# Toyko neighborhoods



## a.r. (Apr 25, 2013)

Hi, 
I am a 23 year old student from New York City coming to Tokyo for 3 months this summer to work at an architecture firm. I will be working right by the Higashimatsubara station. I have been in the process of finding an apartment. I learned that Shimokitazawa was supposed to be a fun neighborhood with lots of people my age, and it is also very close to my job. I have been pursuing an apartment there, but there is another apartment I'm interested in in Kichijoji off of the Inoakashirakoen station. I understand Kichijoji is also a very desirable neighborhood and this commute is also easy to my job. I am now in a dilemma which apartment would be best! In the apartment in Kichijoji, the bedroom is 8 tatami mat size, and is japanese style which would be lovely. The bedroom in Shimokitazawa is only 4 tatami mat size. Both bedrooms have a balcony. I living think Shimokitazawa might be best in terms of meeting friends, it is also closer to all of the transportation since I will want to explore Tokyo as much as possible. Plus, it is nice that I could even walk to work in 25 minutes. But I am concerned with having a nice space to myself since I am a bit anxious about being so far from home, I would like to have a comfortable bedroom, so perhaps the Kichijoji apt would be better? Does Kichijoji have a community of young people, fun bars, restaurants, etc? I hear of it more as a family neighborhood. Typically, I would prefer this, as I'm not much of a partier and I generally prefer quieter areas. But since I will only be there 3 months and would like to make the most of my experience and meet new people, I am wondering which neighborhood would be best do that. 
I've also found a couple apts in Yoyogi and Ebisu that look nice, but I don't know as much about those neighborhoods and the commute is further. Nakamegeru looks absolutely perfect to me, exactly where I would want to live, but I haven't been able to find apartments there. 
Thanks for any advice!
Ariana


----------



## larabell (Sep 10, 2007)

Wow... that's hard to answer, not having seen the apartments. Both Kichijoji and Shimo-kitazawa have a large number of shops and restaurants. Kichijoji has more department-store sized places but if you explore the side streets, there's also a good number of smaller mom-and-pop places. I've never lived in either place but I concur with your general assessment... Kichijoji seems more like a place you go to spend time with the family, not so much for partying. But you can probably find things to do fairly quickly in either place (don't forget that even families have young folks eager to party).

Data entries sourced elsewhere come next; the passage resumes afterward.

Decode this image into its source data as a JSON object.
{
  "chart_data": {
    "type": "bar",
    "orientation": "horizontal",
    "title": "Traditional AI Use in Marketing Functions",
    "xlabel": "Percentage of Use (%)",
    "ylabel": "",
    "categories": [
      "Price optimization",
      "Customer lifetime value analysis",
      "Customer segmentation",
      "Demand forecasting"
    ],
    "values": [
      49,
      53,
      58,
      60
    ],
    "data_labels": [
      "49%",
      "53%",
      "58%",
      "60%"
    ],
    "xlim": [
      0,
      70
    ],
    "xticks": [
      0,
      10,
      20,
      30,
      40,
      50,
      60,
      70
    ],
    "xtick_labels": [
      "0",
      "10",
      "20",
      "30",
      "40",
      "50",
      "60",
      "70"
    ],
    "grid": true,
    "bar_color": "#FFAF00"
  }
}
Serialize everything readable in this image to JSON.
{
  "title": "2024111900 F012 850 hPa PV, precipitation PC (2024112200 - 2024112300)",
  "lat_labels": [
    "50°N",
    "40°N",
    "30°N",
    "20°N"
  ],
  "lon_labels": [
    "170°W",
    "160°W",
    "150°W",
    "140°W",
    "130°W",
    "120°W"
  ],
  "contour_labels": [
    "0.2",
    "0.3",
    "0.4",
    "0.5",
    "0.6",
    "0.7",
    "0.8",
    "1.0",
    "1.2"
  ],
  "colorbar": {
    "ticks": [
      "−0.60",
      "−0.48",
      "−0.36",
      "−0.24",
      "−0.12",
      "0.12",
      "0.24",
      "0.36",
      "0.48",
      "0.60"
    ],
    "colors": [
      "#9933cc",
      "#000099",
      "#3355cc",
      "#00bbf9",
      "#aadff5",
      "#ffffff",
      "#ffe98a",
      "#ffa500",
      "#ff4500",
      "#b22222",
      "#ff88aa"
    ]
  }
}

I did live in Naka-meguro for a little over a year. There's not as much to do there other than eat but it's really close to Ebisu where there's a somewhat decent night life, Hiroo (one stop from Ebisu) which has shopping and restaurants catering to the ex-pat community, and Roppongi (two stops from Ebisu) which is basically night-life on steroids. If you manage to find a place in either Ebisu or Naka-meguro that fits your budget, I'd jump on it.

But, in reality, if you meet friends or co-workers in the evening you probably won't be spending that much time close to home. Any of the places you mention have excellent access to the main night-life areas of Tokyo but if you end up having to walk home after the trains stop, Kichijoji is a bit of a haul.

By the way, there's a huge park in Yoyogi where various kinds of people hang out on the weekend and the young-shopping mecca of Harajuku just across the JR tracks. An apartment in Yoyogi might be fun, too.


----------